Exemple : Le Champ de bataille d'Eylau (GROS) OU Scènes des massacres de Scio (DELACROIX),
peinture désireuse d'attirer l'attention sur un scandaleux génocide et dont l'inspiration philhellénique est aussi celle
d'un poème des Orientales de HUGO : « Chio, île des vins n'est plus qu'un sombre écueil...
»...
• ...
ou telle symphonie de BEETHOVEN, chantant sa joie devant les idées progressistes des pré-révolutionnaires de
1789...
ou
• ...
tandis que la vaste fresque de PICASSO sur Guernica et parallèlement le poème d'ELUARD se sont élevés en
témoignage d'autant plus fort contre les atrocités de la guerre que l'art les transfigure.

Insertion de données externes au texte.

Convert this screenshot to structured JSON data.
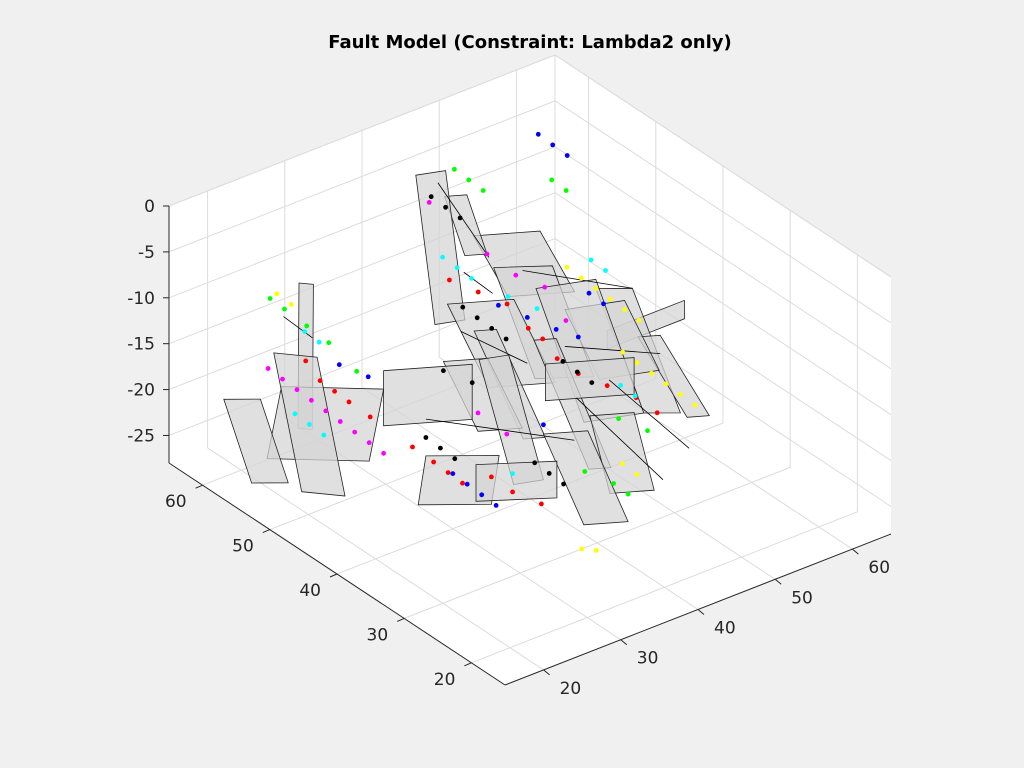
{
  "chart_data": {
    "type": "scatter",
    "title": "Fault Model (Constraint: Lambda2 only)",
    "xlabel": "",
    "ylabel": "",
    "zlabel": "",
    "xlim": [
      15,
      65
    ],
    "ylim": [
      15,
      65
    ],
    "zlim": [
      -28,
      0
    ],
    "x_ticks": [
      "20",
      "30",
      "40",
      "50",
      "60"
    ],
    "y_ticks": [
      "20",
      "30",
      "40",
      "50",
      "60"
    ],
    "z_ticks": [
      "0",
      "-5",
      "-10",
      "-15",
      "-20",
      "-25"
    ],
    "grid": true,
    "view": "3d-perspective",
    "colors": [
      "#ff0000",
      "#00ff00",
      "#0000ff",
      "#00ffff",
      "#ff00ff",
      "#ffff00",
      "#000000"
    ],
    "fault_color": "#c8c8c8",
    "series": [
      {
        "color": "#ff0000",
        "points": [
          [
            24,
            55,
            -15
          ],
          [
            25,
            54,
            -17
          ],
          [
            26,
            53,
            -18
          ],
          [
            27,
            52,
            -19
          ],
          [
            28,
            50,
            -20
          ],
          [
            30,
            46,
            -22
          ],
          [
            31,
            44,
            -23
          ],
          [
            32,
            43,
            -24
          ],
          [
            33,
            42,
            -25
          ],
          [
            35,
            40,
            -24
          ],
          [
            36,
            38,
            -25
          ],
          [
            38,
            36,
            -26
          ],
          [
            40,
            52,
            -10
          ],
          [
            42,
            50,
            -11
          ],
          [
            44,
            48,
            -12
          ],
          [
            45,
            46,
            -14
          ],
          [
            46,
            45,
            -15
          ],
          [
            47,
            44,
            -17
          ],
          [
            48,
            42,
            -18
          ],
          [
            50,
            40,
            -19
          ],
          [
            52,
            38,
            -20
          ],
          [
            53,
            36,
            -21
          ]
        ]
      },
      {
        "color": "#00ff00",
        "points": [
          [
            22,
            58,
            -9
          ],
          [
            23,
            57,
            -10
          ],
          [
            25,
            56,
            -12
          ],
          [
            27,
            55,
            -14
          ],
          [
            28,
            52,
            -16
          ],
          [
            45,
            57,
            -2
          ],
          [
            46,
            56,
            -3
          ],
          [
            47,
            55,
            -4
          ],
          [
            55,
            54,
            -5
          ],
          [
            56,
            53,
            -6
          ],
          [
            41,
            33,
            -22
          ],
          [
            43,
            31,
            -23
          ],
          [
            44,
            30,
            -24
          ],
          [
            48,
            36,
            -20
          ],
          [
            50,
            34,
            -21
          ]
        ]
      },
      {
        "color": "#0000ff",
        "points": [
          [
            55,
            56,
            -1
          ],
          [
            56,
            55,
            -2
          ],
          [
            57,
            54,
            -3
          ],
          [
            24,
            50,
            -13
          ],
          [
            26,
            48,
            -14
          ],
          [
            30,
            40,
            -22
          ],
          [
            31,
            39,
            -23
          ],
          [
            32,
            38,
            -24
          ],
          [
            33,
            37,
            -25
          ],
          [
            42,
            47,
            -11
          ],
          [
            44,
            45,
            -12
          ],
          [
            46,
            43,
            -13
          ],
          [
            48,
            42,
            -14
          ],
          [
            52,
            45,
            -12
          ],
          [
            53,
            44,
            -13
          ],
          [
            40,
            38,
            -19
          ]
        ]
      },
      {
        "color": "#00ffff",
        "points": [
          [
            23,
            54,
            -11
          ],
          [
            24,
            53,
            -12
          ],
          [
            20,
            52,
            -18
          ],
          [
            21,
            51,
            -19
          ],
          [
            22,
            50,
            -20
          ],
          [
            40,
            53,
            -8
          ],
          [
            41,
            52,
            -9
          ],
          [
            42,
            51,
            -10
          ],
          [
            45,
            49,
            -12
          ],
          [
            47,
            47,
            -13
          ],
          [
            54,
            47,
            -10
          ],
          [
            55,
            46,
            -11
          ],
          [
            50,
            38,
            -18
          ],
          [
            51,
            37,
            -19
          ],
          [
            36,
            38,
            -23
          ]
        ]
      },
      {
        "color": "#ff00ff",
        "points": [
          [
            20,
            56,
            -15
          ],
          [
            21,
            55,
            -16
          ],
          [
            22,
            54,
            -17
          ],
          [
            23,
            53,
            -18
          ],
          [
            24,
            52,
            -19
          ],
          [
            25,
            51,
            -20
          ],
          [
            26,
            50,
            -21
          ],
          [
            27,
            49,
            -22
          ],
          [
            28,
            48,
            -23
          ],
          [
            40,
            55,
            -3
          ],
          [
            44,
            51,
            -8
          ],
          [
            46,
            49,
            -10
          ],
          [
            48,
            47,
            -11
          ],
          [
            35,
            42,
            -18
          ],
          [
            37,
            40,
            -20
          ],
          [
            49,
            45,
            -14
          ]
        ]
      },
      {
        "color": "#ffff00",
        "points": [
          [
            22,
            57,
            -8
          ],
          [
            23,
            56,
            -9
          ],
          [
            50,
            46,
            -9
          ],
          [
            51,
            45,
            -10
          ],
          [
            52,
            44,
            -11
          ],
          [
            53,
            43,
            -12
          ],
          [
            54,
            42,
            -13
          ],
          [
            55,
            41,
            -14
          ],
          [
            52,
            40,
            -16
          ],
          [
            53,
            39,
            -17
          ],
          [
            54,
            38,
            -18
          ],
          [
            55,
            37,
            -19
          ],
          [
            56,
            36,
            -20
          ],
          [
            57,
            35,
            -21
          ],
          [
            45,
            32,
            -22
          ],
          [
            46,
            31,
            -23
          ],
          [
            38,
            30,
            -28
          ],
          [
            39,
            29,
            -28
          ]
        ]
      },
      {
        "color": "#000000",
        "points": [
          [
            42,
            57,
            -4
          ],
          [
            43,
            56,
            -5
          ],
          [
            44,
            55,
            -6
          ],
          [
            40,
            50,
            -12
          ],
          [
            41,
            49,
            -13
          ],
          [
            42,
            48,
            -14
          ],
          [
            43,
            47,
            -15
          ],
          [
            30,
            44,
            -20
          ],
          [
            31,
            43,
            -21
          ],
          [
            32,
            42,
            -22
          ],
          [
            38,
            37,
            -22
          ],
          [
            39,
            36,
            -23
          ],
          [
            40,
            35,
            -24
          ],
          [
            46,
            42,
            -16
          ],
          [
            47,
            41,
            -17
          ],
          [
            48,
            40,
            -18
          ],
          [
            36,
            44,
            -16
          ],
          [
            34,
            46,
            -15
          ]
        ]
      }
    ],
    "faults": [
      [
        [
          24,
          56,
          -7
        ],
        [
          25,
          55,
          -7
        ],
        [
          24,
          54,
          -22
        ],
        [
          23,
          55,
          -22
        ]
      ],
      [
        [
          20,
          54,
          -16
        ],
        [
          28,
          48,
          -16
        ],
        [
          27,
          49,
          -24
        ],
        [
          19,
          55,
          -24
        ]
      ],
      [
        [
          19,
          54,
          -12
        ],
        [
          22,
          51,
          -12
        ],
        [
          23,
          48,
          -26
        ],
        [
          20,
          51,
          -26
        ]
      ],
      [
        [
          16,
          58,
          -18
        ],
        [
          19,
          56,
          -18
        ],
        [
          20,
          53,
          -26
        ],
        [
          17,
          55,
          -26
        ]
      ],
      [
        [
          28,
          48,
          -14
        ],
        [
          36,
          44,
          -14
        ],
        [
          36,
          44,
          -20
        ],
        [
          28,
          48,
          -20
        ]
      ],
      [
        [
          30,
          44,
          -22
        ],
        [
          36,
          40,
          -22
        ],
        [
          35,
          40,
          -27
        ],
        [
          29,
          44,
          -27
        ]
      ],
      [
        [
          33,
          40,
          -22
        ],
        [
          40,
          36,
          -22
        ],
        [
          40,
          36,
          -26
        ],
        [
          33,
          40,
          -26
        ]
      ],
      [
        [
          36,
          43,
          -13
        ],
        [
          39,
          42,
          -13
        ],
        [
          40,
          38,
          -25
        ],
        [
          37,
          39,
          -25
        ]
      ],
      [
        [
          40,
          57,
          -1
        ],
        [
          43,
          56,
          -1
        ],
        [
          42,
          52,
          -15
        ],
        [
          39,
          53,
          -15
        ]
      ],
      [
        [
          42,
          55,
          -3
        ],
        [
          44,
          54,
          -3
        ],
        [
          44,
          51,
          -8
        ],
        [
          42,
          52,
          -8
        ]
      ],
      [
        [
          44,
          53,
          -7
        ],
        [
          50,
          50,
          -7
        ],
        [
          51,
          46,
          -12
        ],
        [
          45,
          49,
          -12
        ]
      ],
      [
        [
          44,
          50,
          -9
        ],
        [
          49,
          47,
          -9
        ],
        [
          50,
          42,
          -19
        ],
        [
          45,
          45,
          -19
        ]
      ],
      [
        [
          38,
          50,
          -11
        ],
        [
          44,
          47,
          -11
        ],
        [
          45,
          42,
          -18
        ],
        [
          39,
          45,
          -18
        ]
      ],
      [
        [
          46,
          46,
          -10
        ],
        [
          52,
          44,
          -10
        ],
        [
          53,
          38,
          -22
        ],
        [
          47,
          40,
          -22
        ]
      ],
      [
        [
          48,
          44,
          -12
        ],
        [
          54,
          42,
          -12
        ],
        [
          55,
          38,
          -18
        ],
        [
          49,
          40,
          -18
        ]
      ],
      [
        [
          52,
          44,
          -11
        ],
        [
          55,
          42,
          -11
        ],
        [
          56,
          36,
          -22
        ],
        [
          53,
          38,
          -22
        ]
      ],
      [
        [
          54,
          40,
          -15
        ],
        [
          56,
          39,
          -15
        ],
        [
          58,
          34,
          -22
        ],
        [
          56,
          35,
          -22
        ]
      ],
      [
        [
          44,
          44,
          -14
        ],
        [
          46,
          43,
          -14
        ],
        [
          47,
          36,
          -25
        ],
        [
          45,
          37,
          -25
        ]
      ],
      [
        [
          40,
          38,
          -20
        ],
        [
          44,
          36,
          -20
        ],
        [
          44,
          30,
          -27
        ],
        [
          40,
          32,
          -27
        ]
      ],
      [
        [
          46,
          38,
          -20
        ],
        [
          50,
          36,
          -20
        ],
        [
          50,
          33,
          -27
        ],
        [
          46,
          35,
          -27
        ]
      ],
      [
        [
          42,
          40,
          -14
        ],
        [
          50,
          36,
          -14
        ],
        [
          50,
          36,
          -18
        ],
        [
          42,
          40,
          -18
        ]
      ],
      [
        [
          50,
          40,
          -13
        ],
        [
          60,
          40,
          -13
        ],
        [
          60,
          40,
          -15
        ],
        [
          50,
          40,
          -15
        ]
      ],
      [
        [
          38,
          46,
          -12
        ],
        [
          40,
          45,
          -12
        ],
        [
          42,
          40,
          -22
        ],
        [
          40,
          41,
          -22
        ]
      ],
      [
        [
          34,
          46,
          -14
        ],
        [
          38,
          44,
          -14
        ],
        [
          39,
          40,
          -20
        ],
        [
          35,
          42,
          -20
        ]
      ]
    ],
    "traces": [
      [
        [
          42,
          56,
          -2
        ],
        [
          46,
          53,
          -10
        ]
      ],
      [
        [
          41,
          51,
          -9
        ],
        [
          43,
          49,
          -11
        ]
      ],
      [
        [
          38,
          48,
          -13
        ],
        [
          44,
          45,
          -17
        ]
      ],
      [
        [
          30,
          44,
          -18
        ],
        [
          44,
          38,
          -22
        ]
      ],
      [
        [
          46,
          40,
          -19
        ],
        [
          52,
          34,
          -27
        ]
      ],
      [
        [
          52,
          42,
          -20
        ],
        [
          58,
          37,
          -27
        ]
      ],
      [
        [
          22,
          56,
          -10
        ],
        [
          24,
          54,
          -12
        ]
      ],
      [
        [
          46,
          48,
          -9
        ],
        [
          55,
          42,
          -11
        ]
      ],
      [
        [
          48,
          44,
          -16
        ],
        [
          56,
          39,
          -17
        ]
      ]
    ]
  }
}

• Ces œuvres plus tard ont été dites « engagées » — Cf.
l'existentialisme : CAMUS et Les Justes, où se montre la
volonté d'entraîner ses contemporains dans une action ; ou bien SARTRE et Les Mains sales, pièce considérée à la
création comme une possible attaque des Staliniens —.
Voilà de nets échos d'époque.
• Mais combien d'autres artistes refusent d'être « dans » leur siècle...
• Véritable prise de position « au-dessus de la mêlée », et sens particulier donné à l'attitude et à la place de
l'artiste.
• Exemple : FLAUBERT qui veut, en ciselant son œuvre d'art, atteindre les vérités de l'écriture loin des agitations du
siècle.
Désir d'un art pur.
• Théorie de Y « art pour l'art », qui se passerait d'une inspiration prenant racine dans l'immédiat, ne lui permettant
pas le détachement nécessaire.
• Ainsi FLAUBERT s'appuiera sur le passé lointain des luttes intestines dans la Carthage d'Hamilcar, père d'Hannibal,
pour écrire Salammbô, ou HEREDIA évoquera les faits héroïques du passé dans Les Trophées.
• On affirmera l'inutilité immédiate du chef-d'œuvre, l'art ne devant avoir d'autre but que lui-même sans aucun souci
de ce que ces auteurs nomment « l'utilité sordide ».
Ils visent à l'impassibilité — Cf.
TH.
GAUTIER.
• Culte de la forme, de la beauté.
Écoles qui recherchent la beauté éternelle, plastique : Alexandrins, Parnassiens,
Symbolistes dont l'esthétique élaborée ne doit être souillée d'aucune anecdote, d'aucun « reflet des désordres
humains » (VALERY) et qui hait « tout mouvement qui déplace les lignes ».
Exemple : le film Le Sourire vertical de LAPOUJADE.
• Sans être aussi systématiques, d'autres artistes semblent à première vue peindre tout autre chose que leur
époque.
Les tragédies Britannicus, Andromaque, Phèdre...
sont situées dans des siècles révolus dont RACINE
connaît si bien l'atmosphère que tel vers :
« Quand pourrai-je au travers d'une noble poussière Suivre de l'œil un char fuyant dans la carrière ? » (Phèdre) fait
ressurgir en rapide tableau à nos yeux la Grèce antique et ses courses de char.
Belle reconstitution du passé et pas.